Setelah beberapa saat akhirnya aku duduk bersebelahan dengan Kinar.

" Gue salah ya Nar?" tanyaku parau.

" Gimana ya Stey, lo nggak salah sih sebenernya. Soalnya gue tahu lo udah lama suka sama Cio"

" Tapi, gue juga nggak bisa benerin apa yang lo lakuin ke Esa" ucap Kinar membuatku benar-benar tertohok.

Aku menghela napasku, ya kalau masalah Esa, aku sadar aku salah.

" Iya Nar, gue ngerasa bersalah banget"

" Jujur gue lebih suka lo sama Esa. Dia baik banget tau" ucap Kinar sedih.
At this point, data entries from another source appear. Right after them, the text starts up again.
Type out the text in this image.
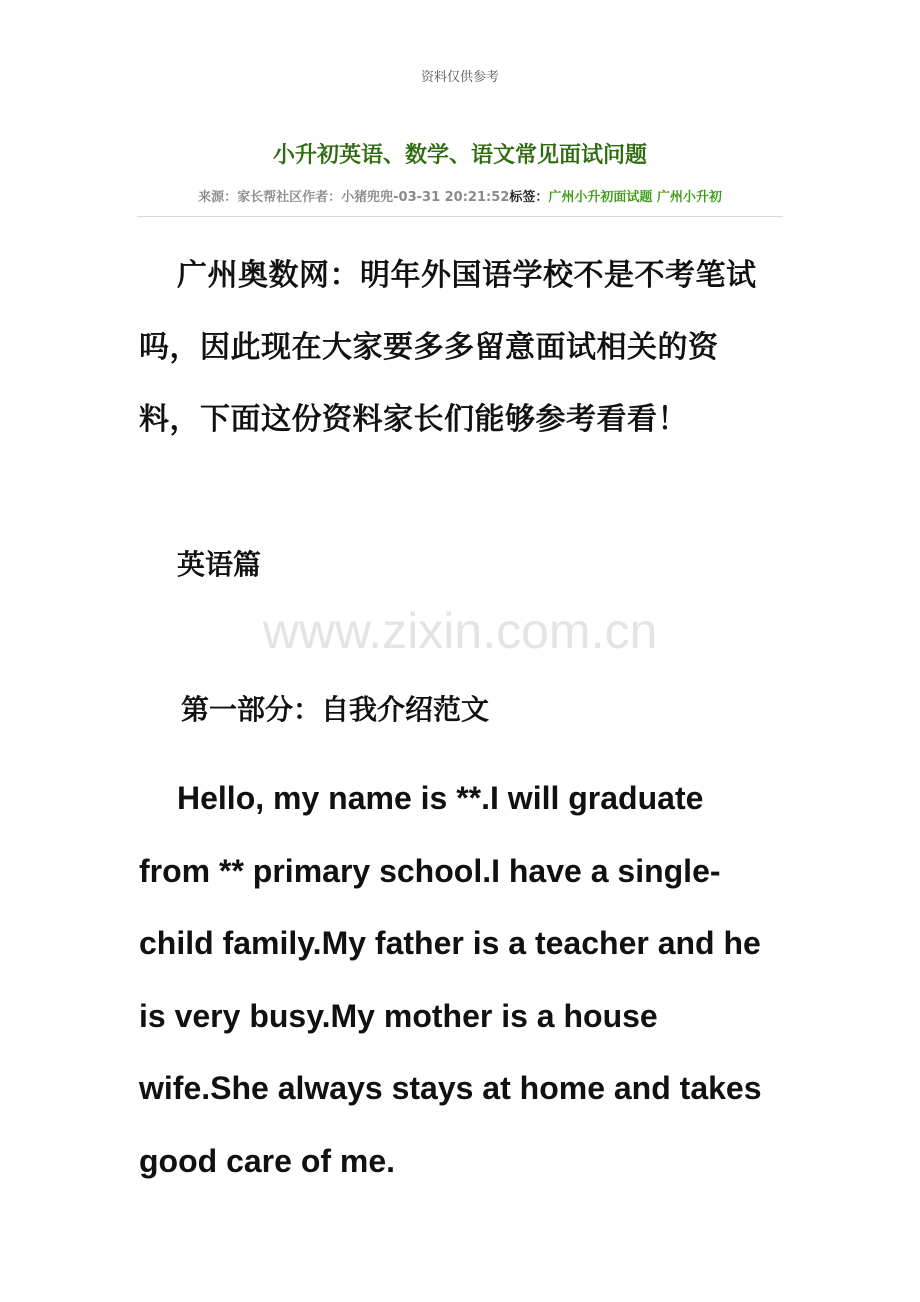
资料仅供参考
小升初英语、数学、语文常见面试问题
来源：家长帮社区作者：小猪兜兜-03-31 20:21:52标签：广州小升初面试题 广州小升初
广州奥数网：明年外国语学校不是不考笔试吗，因此现在大家要多多留意面试相关的资料，下面这份资料家长们能够参考看看！
英语篇
www.zixin.com.cn
第一部分：自我介绍范文
Hello, my name is **.I will graduate from ** primary school.I have a single-child family.My father is a teacher and he is very busy.My mother is a house wife.She always stays at home and takes good care of me.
" Gue tau, tapi gue bakal lebih jahat kalo nerima dia. Sedangkan pikiran gue masih ke cowok lain" jelasku.

Kinar menatapku dan mengangguk.

" Gue nggak ada maksud bikin lo tambah ngerasa bersalah. Tapi ketika lo ngilang kemarin, Esa nyari lo kemana-mana"

" Bukannya Esa ke rumah gue Nar?"

" Iya, dia emang ke rumah lo. Tapi, pas liat rumah lo kosong dan hp lo nggak aktif. Dia keliling nyari lo, dia jadi juga sempet nelfon gue"

" Segitunya?"

" Iya, dia khawatir banget. Katanya dia udah ke rumah Skala. Tapi cuma ada kakak iparnya, katanya Skala lagi nginep di kos dan hpnya juga nggak aktif"

" Dan lo tau? Bahkan ketika lo angkat telfon Esa tadi malam. Dia lagi di rumah Meda karena kehujanan"

Bahkan Esa kehujanan lagi? Berarti dia tidak memanggil supir Mamanya, begitu?

" Jadi Meda tau?"

" Ya menurut lo aja, Fana tau lo nolak Esa dan jadian sama Cio dari mana"

Aku menunduk penuh penyesalan.

" Kata Meda, Esa jadi linglung gitu. Tapi dia masih senyum dan bilang baik-baik aja"

" Kok gue ngerasa jahat banget ya Nar?"

" Ya gimana lagi, nasi udah jadi bubur. Semoga aja Esa cepet move on dari lo" ucap Kinar yang entah mengapa terasa berat untuk aku Amini.